There have been setbacks, in part perhaps due to the festival and the awareness and they elicit with it have been cancelled now 2 years in a row. There is still much work to do, and no discussion about the LGBTQIA community and struggle is complete without mentioning the umbrella organisation Samtökin 78 (the National Queer Organization of Iceland) working tirelessly to promote the rights of the the queer community, offering support, and educating the society at large. Established in 1978 (hence the name), they work to "ensure that lesbians, gay, bisexual, asexual, pan-sexual, intersex, trans people and other queer people are visible, acknowledged and enjoy full rights in Icelandic society, regardless of their country of origin".

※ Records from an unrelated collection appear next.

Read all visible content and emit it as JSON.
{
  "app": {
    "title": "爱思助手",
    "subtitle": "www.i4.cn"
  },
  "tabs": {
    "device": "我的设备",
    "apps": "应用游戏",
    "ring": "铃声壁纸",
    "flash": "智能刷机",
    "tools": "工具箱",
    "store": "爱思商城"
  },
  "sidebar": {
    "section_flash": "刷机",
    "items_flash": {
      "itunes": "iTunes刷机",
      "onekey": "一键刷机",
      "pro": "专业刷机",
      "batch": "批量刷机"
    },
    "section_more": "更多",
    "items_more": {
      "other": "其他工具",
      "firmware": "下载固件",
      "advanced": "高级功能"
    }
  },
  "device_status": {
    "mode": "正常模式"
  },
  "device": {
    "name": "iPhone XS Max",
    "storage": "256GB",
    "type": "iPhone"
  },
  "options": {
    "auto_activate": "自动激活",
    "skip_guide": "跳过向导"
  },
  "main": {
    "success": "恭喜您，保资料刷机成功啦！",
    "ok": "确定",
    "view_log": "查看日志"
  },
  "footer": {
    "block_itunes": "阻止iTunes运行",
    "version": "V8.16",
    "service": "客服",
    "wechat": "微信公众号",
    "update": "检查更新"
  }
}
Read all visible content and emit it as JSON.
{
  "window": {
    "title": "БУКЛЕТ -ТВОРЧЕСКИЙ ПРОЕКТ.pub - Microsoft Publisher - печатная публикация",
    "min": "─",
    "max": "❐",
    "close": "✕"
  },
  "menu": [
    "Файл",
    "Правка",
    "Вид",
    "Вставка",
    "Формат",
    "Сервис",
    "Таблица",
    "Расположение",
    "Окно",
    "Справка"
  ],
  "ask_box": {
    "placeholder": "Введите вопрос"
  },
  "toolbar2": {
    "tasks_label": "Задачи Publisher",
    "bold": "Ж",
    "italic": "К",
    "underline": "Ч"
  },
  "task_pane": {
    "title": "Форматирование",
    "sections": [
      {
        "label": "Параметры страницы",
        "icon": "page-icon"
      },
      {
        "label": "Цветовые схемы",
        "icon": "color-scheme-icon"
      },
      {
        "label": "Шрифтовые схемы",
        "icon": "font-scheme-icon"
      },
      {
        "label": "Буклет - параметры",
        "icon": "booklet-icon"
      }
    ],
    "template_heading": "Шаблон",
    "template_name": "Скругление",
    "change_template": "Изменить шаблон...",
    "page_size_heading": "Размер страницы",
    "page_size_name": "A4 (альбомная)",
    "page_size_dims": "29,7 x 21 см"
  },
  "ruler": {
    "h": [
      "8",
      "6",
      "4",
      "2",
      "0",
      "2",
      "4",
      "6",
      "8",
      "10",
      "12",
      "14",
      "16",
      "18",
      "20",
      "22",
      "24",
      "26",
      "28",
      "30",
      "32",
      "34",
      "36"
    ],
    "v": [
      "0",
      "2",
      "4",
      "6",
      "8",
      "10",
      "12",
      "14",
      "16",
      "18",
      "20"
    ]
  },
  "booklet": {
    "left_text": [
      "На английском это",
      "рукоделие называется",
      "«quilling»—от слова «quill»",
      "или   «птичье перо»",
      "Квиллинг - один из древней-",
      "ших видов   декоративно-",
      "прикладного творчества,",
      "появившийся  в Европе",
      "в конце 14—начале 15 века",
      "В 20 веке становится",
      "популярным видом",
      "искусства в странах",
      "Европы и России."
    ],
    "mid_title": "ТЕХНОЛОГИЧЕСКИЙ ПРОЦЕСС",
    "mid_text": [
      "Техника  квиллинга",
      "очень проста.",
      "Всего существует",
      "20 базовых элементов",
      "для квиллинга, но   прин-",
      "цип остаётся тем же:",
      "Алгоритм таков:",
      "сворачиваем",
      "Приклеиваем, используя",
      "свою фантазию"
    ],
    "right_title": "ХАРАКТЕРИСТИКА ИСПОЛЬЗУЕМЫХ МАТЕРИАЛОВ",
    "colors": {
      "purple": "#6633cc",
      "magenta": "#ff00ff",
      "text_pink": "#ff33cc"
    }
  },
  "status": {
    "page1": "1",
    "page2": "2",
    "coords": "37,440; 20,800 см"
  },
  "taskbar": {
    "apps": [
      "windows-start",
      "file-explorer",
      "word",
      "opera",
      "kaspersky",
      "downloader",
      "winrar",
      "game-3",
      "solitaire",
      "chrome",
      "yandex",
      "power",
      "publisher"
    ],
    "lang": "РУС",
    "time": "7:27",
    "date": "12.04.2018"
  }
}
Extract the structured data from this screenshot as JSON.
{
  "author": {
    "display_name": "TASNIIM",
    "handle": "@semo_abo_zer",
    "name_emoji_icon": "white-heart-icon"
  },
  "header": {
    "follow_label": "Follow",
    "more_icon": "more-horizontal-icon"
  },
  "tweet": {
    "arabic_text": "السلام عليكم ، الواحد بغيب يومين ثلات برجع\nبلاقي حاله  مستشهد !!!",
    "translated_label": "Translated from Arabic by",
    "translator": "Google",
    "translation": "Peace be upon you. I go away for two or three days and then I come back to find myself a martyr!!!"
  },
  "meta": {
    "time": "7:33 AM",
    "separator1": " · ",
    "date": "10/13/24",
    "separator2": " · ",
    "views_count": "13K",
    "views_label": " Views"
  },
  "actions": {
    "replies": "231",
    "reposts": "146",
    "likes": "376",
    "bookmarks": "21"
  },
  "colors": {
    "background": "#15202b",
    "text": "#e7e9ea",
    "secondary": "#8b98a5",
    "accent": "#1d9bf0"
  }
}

Click the link for further insight, a short interview, music and some scenes from the Parade!
For more information about the festival visit the Reykjavik Pride website.
HINSEGIN Different, but also an umbrella term for those who do not identify as heterosexual and/or under the general definition of sex and gender. This is translated as queer, although queer expresses a more radical and political ideology than the word hinsegin. For lack of a better word, we use queer in this post to denote the hinsegin community.
HINSEGIN DAGAR Pride Week, the festival of events culminating in the Pride Parade.
GANGA Walk, or parade
GLEÐIGANGA Parade of joy (literally). The grand finale of hinsegin dagar.
KYNSEGIN Non-binary; a new word evolving out of hinsegin
These are just a few relevant words. The “queer vocabulary” as established in Icelandic is covered online in several ways.
The A-Ö of hinsegin (only in Icelandic) is an educational tool and contains, among other things, definitions of terms such as those mentioned in this post, plus the English translation of said words.
This link to a blog post from 2015 gives insight into queer vocabulary/word development. Some words have been added to the vocabulary since 2015, but this is the most comprehensive list of this sort that we could find in English!